Friday, December 18, 2015

Resensi – GLOOMY GIFT “Bertualang untuk mengenalmu”



Penulis : Rhein Fathia
Penerbit : Bentang Pustaka
Genre : Roman, Fiksi
Kategori : Adult, Action
Terbit : 2015
Tebal : iv + 284 hlm
ISBN : 978 – 602 – 291 – 089 – 3
Harga : Rp. 54.000

“Boleh aku tahu kenapa kamu tidak mengajakku pulang dan malah membawaku dalam petualangan ini?” – Kara
“Karena aku tidak yakin bisa bertemu denganmu lagi setelah ini.” – Zeno – hlm. 113

Kara Arkana, tidak pernah bermimpi, pertunangannya bisa menjadi sekacau ini. Dia harus melakoni peran sebagai gadis yang dikejar-kejar preman bersama tunangannya, bahkan hampir kehilangan nyawanya.
Kara benar-benar berharap ini hanya mimpi. Tapi, ini memang bukan mimpi. Ada yang disembunyikan Zeno darinya. Kara merasa tidak lagi mengenal tunangannya itu.
“Benar kata ayah, cinta bisa membuatmu melakukan apa pun, termasuk melukai sosok yang kau cintai.” – Zeno – hlm. 129

Zeno yang dia kenal adalah seorang arsitek, bukan seseorang dengan pekerjaan penuh bahaya dan sangat fasih menggunakan senjata bahkan begitu lihai berkelahi dan menyamar.
Sejak dulu, setelah ayahnya meninggal dalam tugas sebagai seorang Polisi, Kara bertekat tidak akan menjalin hubungan, apalagi menikah dengan seseorang yang mempunyai profesi berbahaya. Kenyataan seperti apa pekerjaan Zeno, membuat Kara ragu untuk meneruskan hubungan mereka. Tapi, Kara sadar betul, dia sangat mencintai Zeno.
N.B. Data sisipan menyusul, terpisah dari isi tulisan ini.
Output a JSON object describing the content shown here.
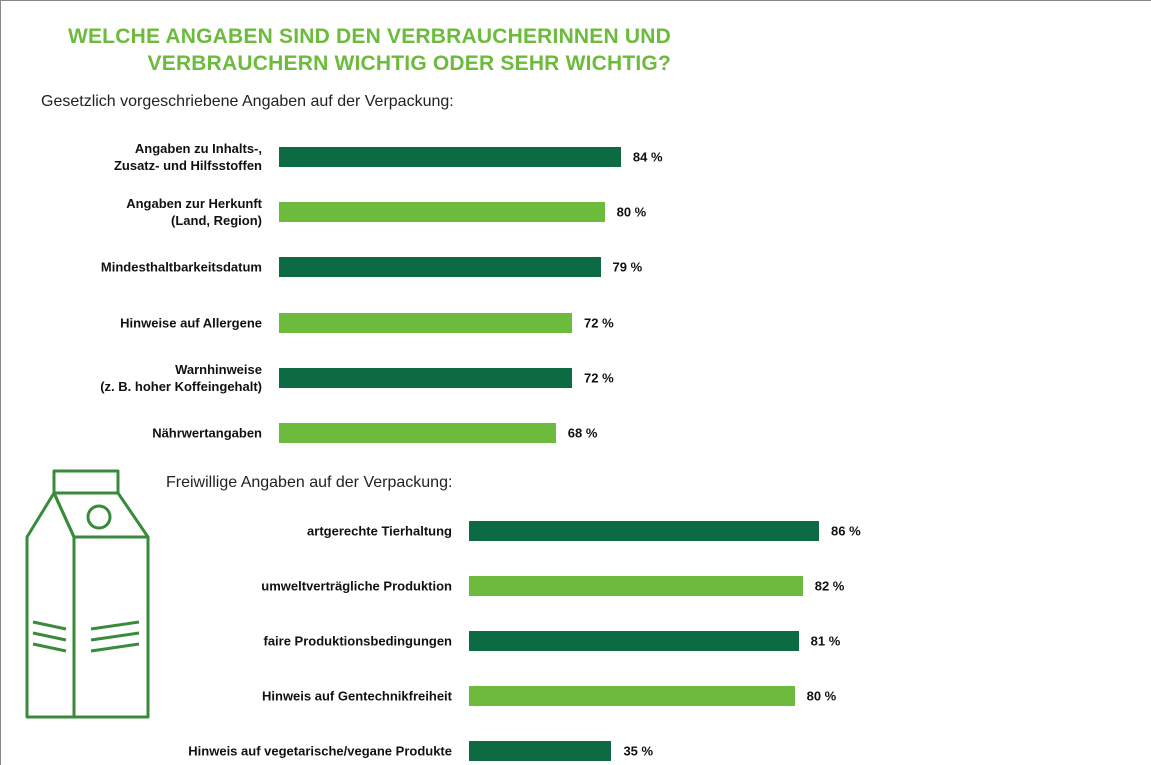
{
  "title": "WELCHE ANGABEN SIND DEN VERBRAUCHERINNEN UND\nVERBRAUCHERN WICHTIG ODER SEHR WICHTIG?",
  "chart_data": [
    {
      "type": "bar",
      "orientation": "horizontal",
      "subtitle": "Gesetzlich vorgeschriebene Angaben auf der Verpackung:",
      "categories": [
        "Angaben zu Inhalts-,\nZusatz- und Hilfsstoffen",
        "Angaben zur Herkunft\n(Land, Region)",
        "Mindesthaltbarkeitsdatum",
        "Hinweise auf Allergene",
        "Warnhinweise\n(z. B. hoher Koffeingehalt)",
        "Nährwertangaben"
      ],
      "values": [
        84,
        80,
        79,
        72,
        72,
        68
      ],
      "value_labels": [
        "84 %",
        "80 %",
        "79 %",
        "72 %",
        "72 %",
        "68 %"
      ],
      "colors": [
        "#0d6b43",
        "#6cbb3c",
        "#0d6b43",
        "#6cbb3c",
        "#0d6b43",
        "#6cbb3c"
      ]
    },
    {
      "type": "bar",
      "orientation": "horizontal",
      "subtitle": "Freiwillige Angaben auf der Verpackung:",
      "categories": [
        "artgerechte Tierhaltung",
        "umweltverträgliche Produktion",
        "faire Produktionsbedingungen",
        "Hinweis auf Gentechnikfreiheit",
        "Hinweis auf vegetarische/vegane Produkte"
      ],
      "values": [
        86,
        82,
        81,
        80,
        35
      ],
      "value_labels": [
        "86 %",
        "82 %",
        "81 %",
        "80 %",
        "35 %"
      ],
      "colors": [
        "#0d6b43",
        "#6cbb3c",
        "#0d6b43",
        "#6cbb3c",
        "#0d6b43"
      ]
    }
  ]
}
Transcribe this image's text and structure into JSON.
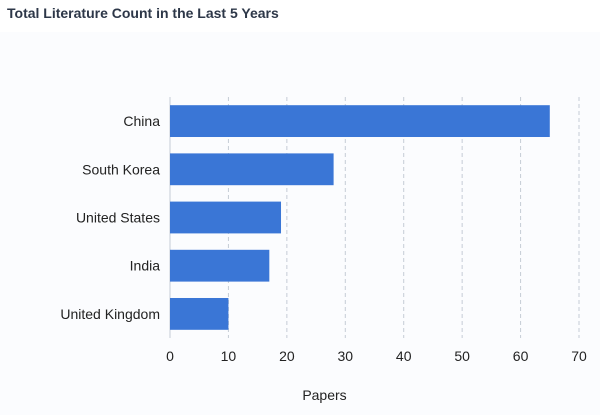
{
  "panel": {
    "title": "Total Literature Count in the Last 5 Years"
  },
  "chart_data": {
    "type": "bar",
    "orientation": "horizontal",
    "title": "",
    "xlabel": "Papers",
    "ylabel": "",
    "categories": [
      "China",
      "South Korea",
      "United States",
      "India",
      "United Kingdom"
    ],
    "values": [
      65,
      28,
      19,
      17,
      10
    ],
    "xlim": [
      0,
      70
    ],
    "xticks": [
      0,
      10,
      20,
      30,
      40,
      50,
      60,
      70
    ],
    "grid": "vertical dashed",
    "bar_color": "#3a76d6"
  }
}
Dia tidak yakin bisa dengan mudah melupakannya.
“Menikah sekaligus menghabiskan seluruh hidupmu bersama sosok yang kamu cintai dan balas mencintaimu sama besarnya. Apa yang lebih indah dari itu?” – hlm. 41
Gloomy Gift, novel romance berbau action. Lumayan, nih ketemu novel bernuansa beda begini. Berasa kayak nemu spaghetti setelah setiap hari makan nasi pecel.
Sejak bab awal, novel ini sudah menyajikan ketegangan. Berjalan terus ke belakang, aku kayak nonton film action yang biasa diperankan Jet Li. Meskipun, aku merasa kurang banget bagian action-nya. Kurang adegan perang-perangannya. Dan kurang detail penggambaran baku hantamnya.
Novel ini menurutku juga kekurangan adegan romantis, bahkan hampir nggak ada. Mungkin, karena situasi yang mereka hadapi nggak memungkinkan untuk sayang-sayangan kali, ya? Lagian, besok masih bisa hidup apa nggak aja, mereka nggak tahu, masak masih mau pasang adegan romantis, sih? Cuma, kurang romantis itu berasa minum teh yang perlu ditambah gula, setengah sedok aja deh, nggak apa-apa.
Karakter Zeno tanpa digambarkan detail, aku sudah bisa membayangkan bagaimana tegap tubuhnya, sigap sikapnya. Cowok kayak begini, kalau sudah cinta…waduh, matipun dia rela. Dan, itu terbukti banget. Aduh, Zeno top dah.
Sedangkan karakter Kara, awalnya aku menganggap dia cewek manja. Ternyata, dia ini cewek kuat, mandiri, dan dia jauh dari kata manja. Aku berasa pengin ketawa pas bayangin Kara yang pakai kebaya tapi bawahannya pake celana babydoll (bener, kan, ya?) Itu bayangin aja udah norak banget.
Ngomongin SYL, aku suka nama-nama para anggotanya, maksudku nama samarannya, Pollux, Auriga, Naos, dll. Meskipun, mereka punya dua nama, aku tidak merasa bingung.
Alur, dan ceritanya sangat rapi, bikin pembaca merasa nyaman dan nggak perlu banyak mikir. Konflik dengan Lintang Samudra terasa pas dijadikan konflik utama yang memicu semua masalah. Masa lalu Kara, tentang kematian Ayahnya, membuat kondisi dan situasi di dalam cerita semakin semarak.
Untuk ending, aku sebal sama endingnya. Tapi, nggak jadi sebal saat tahu ada lanjutan novel ini, maklum deh akhirnya.
Rating untuk novel ini 2,8 dari 5 bintang.